Fee-for-service killing health care system


By JIM LANDERS

WASHINGTON — Health care reform has run aground on a cost sandbar.

There’s plenty of controversy about extending health insurance and paying for it with new taxes. The bigger obstacle, however, is the inability of Congress and the Obama administration to find a way to rein in spending.

We pay for health care one service at a time. There’s a bill for an office visit, for a blood test, for an X-ray, for a hospital bed, a specialist and so forth. There’s fairly broad recognition that this fee-for-service way of paying for care is a big part of the problem because it rewards doctors, labs and hospitals for more stuff rather than making or keeping the patient well.

It can make for some perverse incentives.

If medical providers keep patients healthy enough to stay out of the hospital, they lose money under the fee-for-service system, said Andrew Dreyfus, an executive vice president with Blue Cross Blue Shield of Massachusetts, but the system “rewards treatments for infections acquired in hospitals.”

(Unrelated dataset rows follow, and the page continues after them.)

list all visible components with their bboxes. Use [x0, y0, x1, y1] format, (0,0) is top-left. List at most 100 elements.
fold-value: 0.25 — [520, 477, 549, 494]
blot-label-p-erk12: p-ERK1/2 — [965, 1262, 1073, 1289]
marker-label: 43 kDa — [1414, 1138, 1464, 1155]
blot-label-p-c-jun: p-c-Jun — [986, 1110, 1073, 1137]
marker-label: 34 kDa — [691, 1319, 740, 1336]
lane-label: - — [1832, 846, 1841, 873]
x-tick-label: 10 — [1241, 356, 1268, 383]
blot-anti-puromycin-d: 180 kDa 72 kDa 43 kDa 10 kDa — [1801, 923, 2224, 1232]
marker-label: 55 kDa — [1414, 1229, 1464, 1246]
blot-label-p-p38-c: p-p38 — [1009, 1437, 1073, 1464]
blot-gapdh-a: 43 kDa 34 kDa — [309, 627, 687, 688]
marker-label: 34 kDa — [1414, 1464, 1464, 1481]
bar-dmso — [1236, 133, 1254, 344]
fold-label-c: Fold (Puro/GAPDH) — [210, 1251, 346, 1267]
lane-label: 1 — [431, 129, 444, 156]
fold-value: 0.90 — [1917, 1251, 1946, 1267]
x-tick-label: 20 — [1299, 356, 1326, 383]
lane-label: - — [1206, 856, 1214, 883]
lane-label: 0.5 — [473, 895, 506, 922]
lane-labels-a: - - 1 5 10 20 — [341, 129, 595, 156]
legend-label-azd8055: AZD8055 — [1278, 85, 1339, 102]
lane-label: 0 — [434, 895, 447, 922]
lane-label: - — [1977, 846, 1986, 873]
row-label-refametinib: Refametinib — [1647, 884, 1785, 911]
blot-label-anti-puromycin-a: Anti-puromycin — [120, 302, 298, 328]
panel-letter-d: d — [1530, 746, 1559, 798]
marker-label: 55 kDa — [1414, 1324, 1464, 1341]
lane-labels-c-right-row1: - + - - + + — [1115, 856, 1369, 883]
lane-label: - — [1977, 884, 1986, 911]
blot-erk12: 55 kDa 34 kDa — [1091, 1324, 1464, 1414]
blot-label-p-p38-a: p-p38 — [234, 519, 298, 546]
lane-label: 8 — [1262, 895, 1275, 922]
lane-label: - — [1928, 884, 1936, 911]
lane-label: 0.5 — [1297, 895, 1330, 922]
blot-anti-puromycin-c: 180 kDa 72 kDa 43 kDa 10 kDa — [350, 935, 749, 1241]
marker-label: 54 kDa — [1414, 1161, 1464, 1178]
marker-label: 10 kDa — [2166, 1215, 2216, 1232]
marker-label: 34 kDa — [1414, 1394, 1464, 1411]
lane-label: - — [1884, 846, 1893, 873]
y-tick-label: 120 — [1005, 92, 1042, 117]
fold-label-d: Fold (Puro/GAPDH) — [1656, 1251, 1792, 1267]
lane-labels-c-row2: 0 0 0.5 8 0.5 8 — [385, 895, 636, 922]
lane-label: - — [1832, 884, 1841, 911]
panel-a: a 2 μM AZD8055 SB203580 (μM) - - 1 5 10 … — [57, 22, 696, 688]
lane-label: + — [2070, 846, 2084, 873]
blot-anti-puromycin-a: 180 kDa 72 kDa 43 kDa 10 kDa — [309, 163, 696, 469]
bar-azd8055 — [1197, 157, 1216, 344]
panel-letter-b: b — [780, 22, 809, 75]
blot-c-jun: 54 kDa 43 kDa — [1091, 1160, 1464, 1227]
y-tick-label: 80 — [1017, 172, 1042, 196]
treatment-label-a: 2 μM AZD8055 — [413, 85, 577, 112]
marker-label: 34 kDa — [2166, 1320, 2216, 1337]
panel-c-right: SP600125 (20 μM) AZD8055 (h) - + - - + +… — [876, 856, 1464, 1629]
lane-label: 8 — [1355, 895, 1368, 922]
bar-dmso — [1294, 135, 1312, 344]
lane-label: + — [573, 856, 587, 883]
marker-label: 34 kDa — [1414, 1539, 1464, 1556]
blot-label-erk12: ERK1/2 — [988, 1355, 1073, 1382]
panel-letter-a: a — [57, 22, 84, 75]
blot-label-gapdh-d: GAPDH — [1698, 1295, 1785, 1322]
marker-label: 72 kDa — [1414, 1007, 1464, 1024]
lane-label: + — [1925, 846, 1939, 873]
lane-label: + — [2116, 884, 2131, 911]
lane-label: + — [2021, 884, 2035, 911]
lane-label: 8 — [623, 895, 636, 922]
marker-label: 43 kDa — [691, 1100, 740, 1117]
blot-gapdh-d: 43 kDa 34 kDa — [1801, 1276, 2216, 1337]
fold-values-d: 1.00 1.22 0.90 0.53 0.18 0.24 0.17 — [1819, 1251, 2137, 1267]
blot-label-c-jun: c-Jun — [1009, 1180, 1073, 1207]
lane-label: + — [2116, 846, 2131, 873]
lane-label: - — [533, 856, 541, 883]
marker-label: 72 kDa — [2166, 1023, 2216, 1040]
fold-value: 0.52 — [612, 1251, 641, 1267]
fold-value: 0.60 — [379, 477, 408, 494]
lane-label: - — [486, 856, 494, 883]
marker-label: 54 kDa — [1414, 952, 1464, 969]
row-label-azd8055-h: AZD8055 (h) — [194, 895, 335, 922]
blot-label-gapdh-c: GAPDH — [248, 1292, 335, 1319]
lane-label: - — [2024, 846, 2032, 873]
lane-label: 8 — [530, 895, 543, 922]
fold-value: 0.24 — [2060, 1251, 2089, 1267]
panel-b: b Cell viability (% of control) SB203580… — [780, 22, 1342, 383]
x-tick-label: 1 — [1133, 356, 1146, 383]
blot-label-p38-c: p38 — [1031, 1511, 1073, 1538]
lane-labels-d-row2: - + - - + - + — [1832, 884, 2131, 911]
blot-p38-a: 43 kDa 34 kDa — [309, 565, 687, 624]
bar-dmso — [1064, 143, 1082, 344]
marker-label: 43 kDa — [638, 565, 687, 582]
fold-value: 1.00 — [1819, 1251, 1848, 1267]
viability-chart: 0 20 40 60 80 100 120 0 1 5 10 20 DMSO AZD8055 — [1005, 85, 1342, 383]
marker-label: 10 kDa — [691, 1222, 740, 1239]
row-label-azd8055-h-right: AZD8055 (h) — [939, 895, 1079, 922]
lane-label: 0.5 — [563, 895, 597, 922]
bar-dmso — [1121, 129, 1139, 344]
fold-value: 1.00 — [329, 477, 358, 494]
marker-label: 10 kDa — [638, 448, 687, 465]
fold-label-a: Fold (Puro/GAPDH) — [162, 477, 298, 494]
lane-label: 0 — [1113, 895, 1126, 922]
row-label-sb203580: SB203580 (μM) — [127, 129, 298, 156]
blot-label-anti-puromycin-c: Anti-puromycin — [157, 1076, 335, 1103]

Two years ago, Massachusetts gave nearly everyone in the state access to health insurance, with the predictable result that health care costs are wrecking the state’s budget.

Health care spending has been rising 10 percent a year in Massachusetts.

This month, a blue-ribbon panel created to find a way out of Massachusetts’ health spending crisis recommended abolishing the fee-for-service system and replacing it with a single payment based on a comprehensive, coordinated patient treatment program.

Congressional committees haven’t gone that far. Democrats (not one Republican has voted for any of the three bills approved so far) have tried to curb Medicare spending on hospitals and drugs with bonus offers for moving away from the fee-for-service model.

Doctors, however, are left out of the cost cuts. Instead, they’re given a reprieve from a Medicare formula that automatically cuts higher physician reimbursements.

The nonpartisan Congressional Budget Office calculates that these provisions largely cancel each other out, leaving the country no better off on the rising cost of health care.

(The budget office estimates that providing health insurance for 34 million Americans would cost an estimated $1.042 trillion over 10 years. House Democrats say they’ll pay for that by cutting reimbursements for Medicare Advantage insurance plans, mandating businesses to either provide insurance or pay into a public insurance fund, and with a surcharge on higher-income taxpayers.)

But unless the legislation slows the increase in health care spending, “we’re simply going to make things worse,” said Sen. Charles Grassley of Iowa, the ranking Republican on the Senate Finance Committee.

Bipartisan bill

The finance committee seems like the only one left where a bipartisan bill might still emerge.

Grassley and committee chairman Sen. Max Baucus, D-Mont., have spent more than a year discussing the weaknesses inherent in a payment system that rewards lots of provider services instead of what best suits the patient’s needs.

How much money could be saved by turning the payment system around?

Peter Orszag, director of President Barack Obama’s Office of Management and Budget, argues that health spending could be cut by a third — more than $700 billion a year — if doctors and hospitals coordinated patient care for quality and efficiency. That finding is supported by research done at the Dartmouth Institute for Health Policy in New Hampshire.

John Goodman, president of the Dallas-based National Center for Policy Analysis, says the savings from Orszag’s approach would be far less.

Goodman agrees that the current payment system gets the incentives wrong. To save money, he would let doctors devise new payment approaches to do more with less bureaucracy.

He would also give patients more financial responsibility — and more information — so they would have an interest in cost as well as quality.

X Jim Landers is a columnist for The Dallas Morning News. Distributed by McClatchy-Tribune Information Services.